In stating that he declined to afford leniency based on good character, his Honour did not fail to take it into account. His Honour considered Mr Kabir's character evidence, but properly gave it little or no weight in the exercise of the sentencing discretion.
The Crown also emphasised that his Honour was entitled, in accordance with authority, to treat unsworn and untested statements with a degree of circumspection: see generally R v Qutami [2001] NSWCCA 353; 127 A Crim R 369 at [58]-[59]; Singh v R [2018] NSWCCA 60 at [31]. The Crown specifically raised the issue of the weight properly to be given to unsworn out of court statements in written and oral submissions below to which Mr Kabir's counsel responded.
The Crown finally submitted that his Honour's failure to comment during the sentencing hearing "as to the fact that the testimonials were unsworn or untested" does not give rise to a denial of procedural fairness. It was not incumbent upon his Honour to forewarn Mr Kabir that he may not accept his submission as to the weight to be given to matters such as good character: Newman v R [2018] NSWCCA 208. It is clear from his remarks on sentence at [83] and [84] quoted earlier that his Honour refused to afford leniency on account of good character not because of the form of the evidence, but in accordance with the principles already discussed. The gravamen of the complaint raised in this ground of appeal is really that the sentencing judge failed to give weight to Mr Kabir's good character, a complaint that should not be upheld, given that the circumstances in which matters of weight will justify intervention by this Court are narrowly confined: Vaiusu v R [2017] NSWCCA 71 at [29]; Zhao v R [2016] NSWCCA 179 at [59].
It is apparent from any fair reading of his Honour's remarks that he was singularly unimpressed with the character evidence upon which Mr Kabir relied. Without saying so in terms, his Honour was clearly of the view that statements of praise from relatives and colleagues and accompanying expressions of disbelief that the offending had even occurred at all were effectively in tension with the fact and extent of Mr Kabir's offending. That is so particularly having regard to the considerable degree of detailed planning involved, carried out at several layers of detail over a relatively extended period.
It is in my view somewhat unrealistic for Mr Kabir to maintain that his references and testimonials should in some ineluctable fashion have persuaded his Honour to factor his good behaviour into the sentencing exercise in a favourable way. The evidence before his Honour was to the effect that Mr Kabir was ashamed and distraught at his lack of business success in Australia and that in particular he had not been as successful as his family in Bangladesh had been led to believe. His Honour's comments indicate that he considered that the statements of support for Mr Kabir were in all probability based upon an incomplete and therefore incorrect appreciation and understanding of Mr Kabir's true character.

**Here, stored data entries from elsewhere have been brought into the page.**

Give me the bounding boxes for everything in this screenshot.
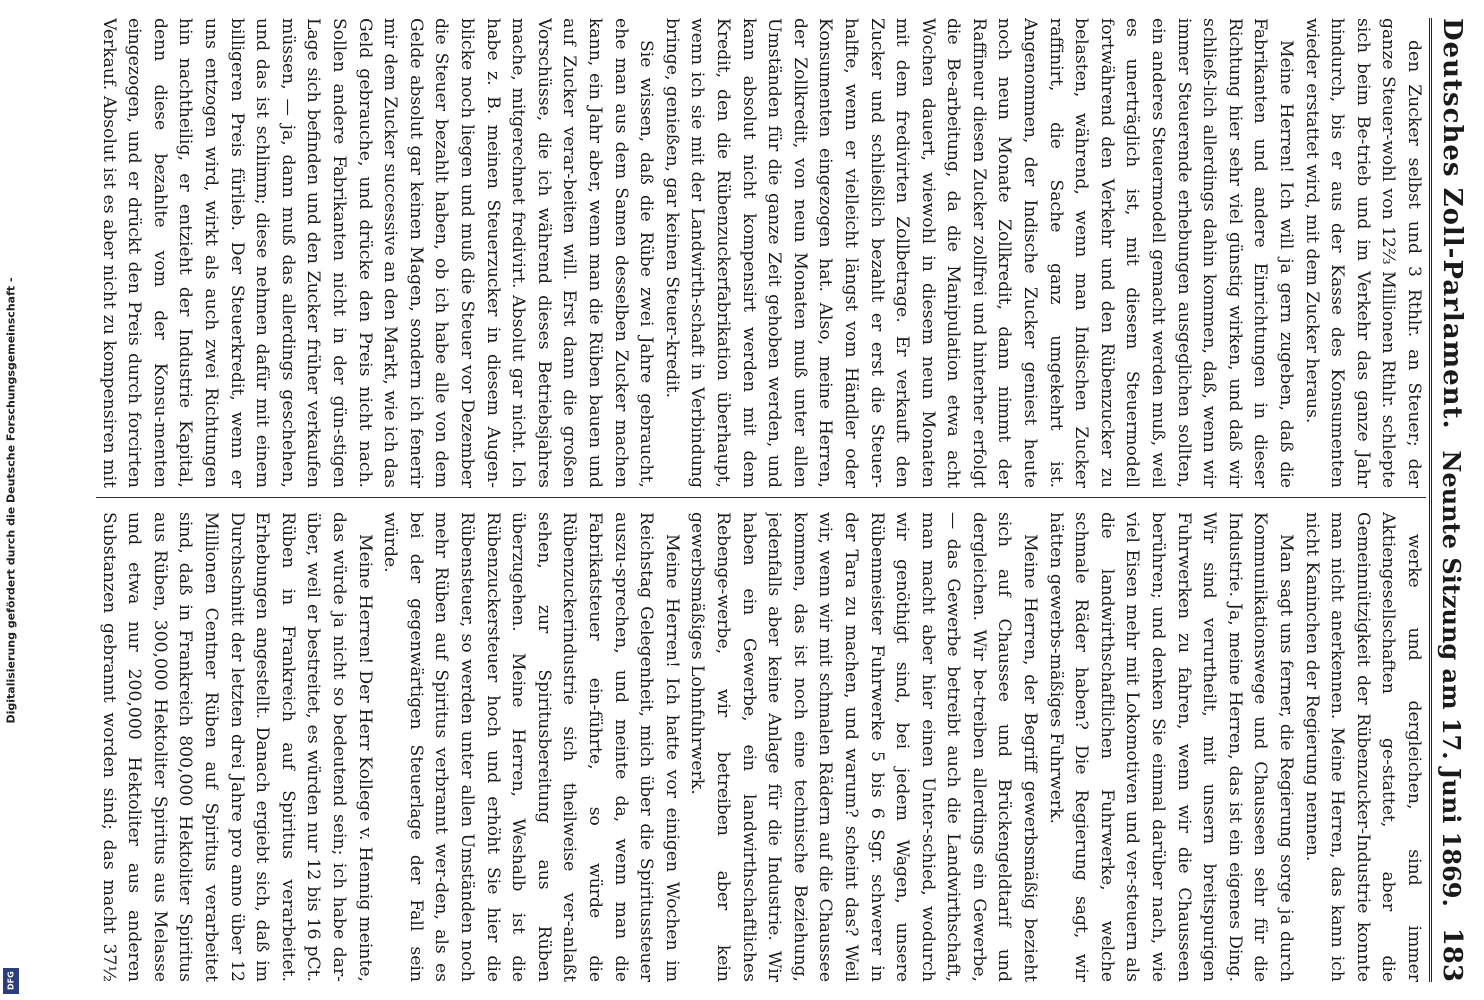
publication-title: Deutsches Zoll-Parlament. [1437, 18, 1467, 430]
body-paragraph: Meine Herren! Der Herr Kollege v. Hennig meinte, das würde ja nicht so bedeutend sein; ich habe dar-über, weil er bestreitet, es würden nur 12 bis 16 pCt. Rüben in Frankreich auf Spiritus verarbeitet. Erhebungen angestellt. Danach ergiebt sich, daß im Durchschnitt der letzten drei Jahre pro anno über 12 Millionen Centner Rüben auf Spiritus verarbeitet sind, daß in Frankreich 800,000 Hektoliter Spiritus aus Rüben, 300,000 Hektoliter Spiritus aus Melasse und etwa nur 200,000 Hektoliter aus anderen Substanzen gebrannt worden sind; das macht 37½ [98, 512, 375, 982]
body-paragraph: Meine Herren! Ich hatte vor einigen Wochen im Reichstag Gelegenheit, mich über die Spiritussteuer auszu-sprechen, und meinte da, wenn man die Fabrikatsteuer ein-führte, so würde die Rübenzuckerindustrie sich theilweise ver-anlaßt sehen, zur Spiritusbereitung aus Rüben überzugehen. Meine Herren, Weshalb ist die Rübenzuckersteuer hoch und erhöht Sie hier die Rübensteuer, so werden unter allen Umständen noch mehr Rüben auf Spiritus verbrannt wer-den, als es bei der gegenwärtigen Steuerlage der Fall sein würde. [380, 512, 682, 982]
dfg-logo: DFG [3, 968, 19, 994]
body-paragraph: Man sagt uns ferner, die Regierung sorge ja durch Kommunikationswege und Chausseen sehr für die Industrie. Ja, meine Herren, das ist ein eigenes Ding. Wir sind verurtheilt, mit unsern breitspurigen Fuhrwerken zu fahren, wenn wir die Chausseen berühren; und denken Sie einmal darüber nach, wie viel Eisen mehr mit Lokomotiven und ver-steuern als die landwirthschaftlichen Fuhrwerke, welche schmale Räder haben? Die Regierung sagt, wir hätten gewerbs-mäßiges Fuhrwerk. [1045, 512, 1297, 982]
right-column [96, 512, 1426, 982]
body-paragraph: Meine Herren! Ich will ja gern zugeben, daß die Fabrikanten und andere Einrichtungen in dieser Richtung hier sehr viel günstig wirken, und daß wir schließ-lich allerdings dahin kommen, daß, wenn wir immer Steuerende erhebungen ausgeglichen sollten, ein anderes Steuermodell gemacht werden muß, weil es unerträglich ist, mit diesem Steuermodell fortwährend den Verkehr und den Rübenzucker zu belasten, während, wenn man Indischen Zucker raffinirt, die Sache ganz umgekehrt ist. Angenommen, der Indische Zucker geniest heute noch neun Monate Zollkredit, dann nimmt der Raffineur diesen Zucker zollfrei und hinterher erfolgt die Be-arbeitung, da die Manipulation etwa acht Wochen dauert, wiewohl in diesem neun Monaten mit dem fredivirten Zollbetrage. Er verkauft den Zucker und schließlich bezahlt er erst die Steuer-halfte, wenn er vielleicht längst vom Händler oder Konsumenten eingezogen hat. Also, meine Herren, der Zollkredit, von neun Monaten muß unter allen Umständen für die ganze Zeit gehoben werden, und kann absolut nicht kompensirt werden mit dem Kredit, den die Rübenzuckerfabrikation überhaupt, wenn ich sie mit der Landwirth-schaft in Verbindung bringe, genießen, gar keinen Steuer-kredit. [661, 18, 1297, 488]
body-paragraph: werke und dergleichen, sind immer Aktiengesellschaften ge-stattet, aber die Gemeinnützigkeit der Rübenzucker-Industrie konnte man nicht anerkennen. Meine Herren, das kann ich nicht Kaninchen der Regierung nennen. [1301, 512, 1424, 982]
page-number: 183 [1437, 927, 1467, 982]
body-paragraph: Meine Herren, der Begriff gewerbsmäßig bezieht sich auf Chaussee und Brückengeldtarif und dergleichen. Wir be-treiben allerdings ein Gewerbe, — das Gewerbe betreibt auch die Landwirthschaft, man macht aber hier einen Unter-schied, wodurch wir genöthigt sind, bei jedem Wagen, unsere Rübenmeister Fuhrwerke 5 bis 6 Sgr. schwerer in der Tara zu machen, und warum? scheint das? Weil wir, wenn wir mit schmalen Rädern auf die Chaussee kommen, das ist noch eine technische Beziehung, jedenfalls aber keine Anlage für die Industrie. Wir haben ein Gewerbe, ein landwirthschaftliches Rebenge-werbe, wir betreiben aber kein gewerbsmäßiges Lohnfuhrwerk. [687, 512, 1041, 982]
left-column [96, 18, 1426, 488]
body-paragraph: den Zucker selbst und 3 Rthlr. an Steuer; der ganze Steuer-wohl von 12⅔ Millionen Rthlr. schlepte sich beim Be-trieb und im Verkehr das ganze Jahr hindurch, bis er aus der Kasse des Konsumenten wieder erstattet wird, mit dem Zucker heraus. [1301, 18, 1424, 488]
body-paragraph: Sie wissen, daß die Rübe zwei Jahre gebraucht, ehe man aus dem Samen desselben Zucker machen kann, ein Jahr aber, wenn man die Rüben bauen und auf Zucker verar-beiten will. Erst dann die großen Vorschüsse, die ich während dieses Betriebsjahres mache, mitgerechnet fredivirt. Absolut gar nicht. Ich habe z. B. meinen Steuerzucker in diesem Augen-blicke noch liegen und muß die Steuer vor Dezember die Steuer bezahlt haben, ob ich habe alle von dem Gelde absolut gar keinen Magen, sondern ich fenerir mir dem Zucker successive an den Markt, wie ich das Geld gebrauche, und drücke den Preis nicht nach. Sollen andere Fabrikanten nicht in der gün-stigen Lage sich befinden und den Zucker früher verkaufen müssen, — ja, dann muß das allerdings geschehen, und das ist schlimm; diese nehmen dafür mit einem billigeren Preis fürlieb. Der Steuerkredit, wenn er uns entzogen wird, wirkt als auch zwei Richtungen hin nachtheilig, er entzieht der Industrie Kapital, denn diese bezahlte vom der Konsu-menten eingezogen, und er drückt den Preis durch forcirten Verkauf. Absolut ist es aber nicht zu kompensiren mit [98, 18, 657, 488]
page-header [1429, 18, 1472, 982]
column-divider [96, 497, 1426, 498]
digitization-credit-text: Digitalisierung gefördert durch die Deutsche Forschungsgemeinschaft - [4, 276, 18, 724]
session-title: Neunte Sitzung am 17. Juni 1869. [1437, 450, 1467, 907]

It would have been apparent during the sentencing proceedings that Mr Kabir wanted his Honour to take his good character into account. It is equally apparent that Mr Kabir's counsel made submissions about this that were comprehensive and complete. The fact that his Honour chose not to accept these submissions cannot amount to procedural unfairness unless Mr Kabir's barrister was somehow led to alter his forensic position to his detriment in reliance upon an indication, express or implied, that his Honour did not require further assistance on this particular issue. The only further submission that Mr Kabir could have made, if given another chance, would inevitably have been to the same effect. The loss of an opportunity to make a better submission is not to be confused with the loss of an opportunity to make any submission.
Mr Kabir was not denied procedural fairness. His Honour was entitled to proceed as he did.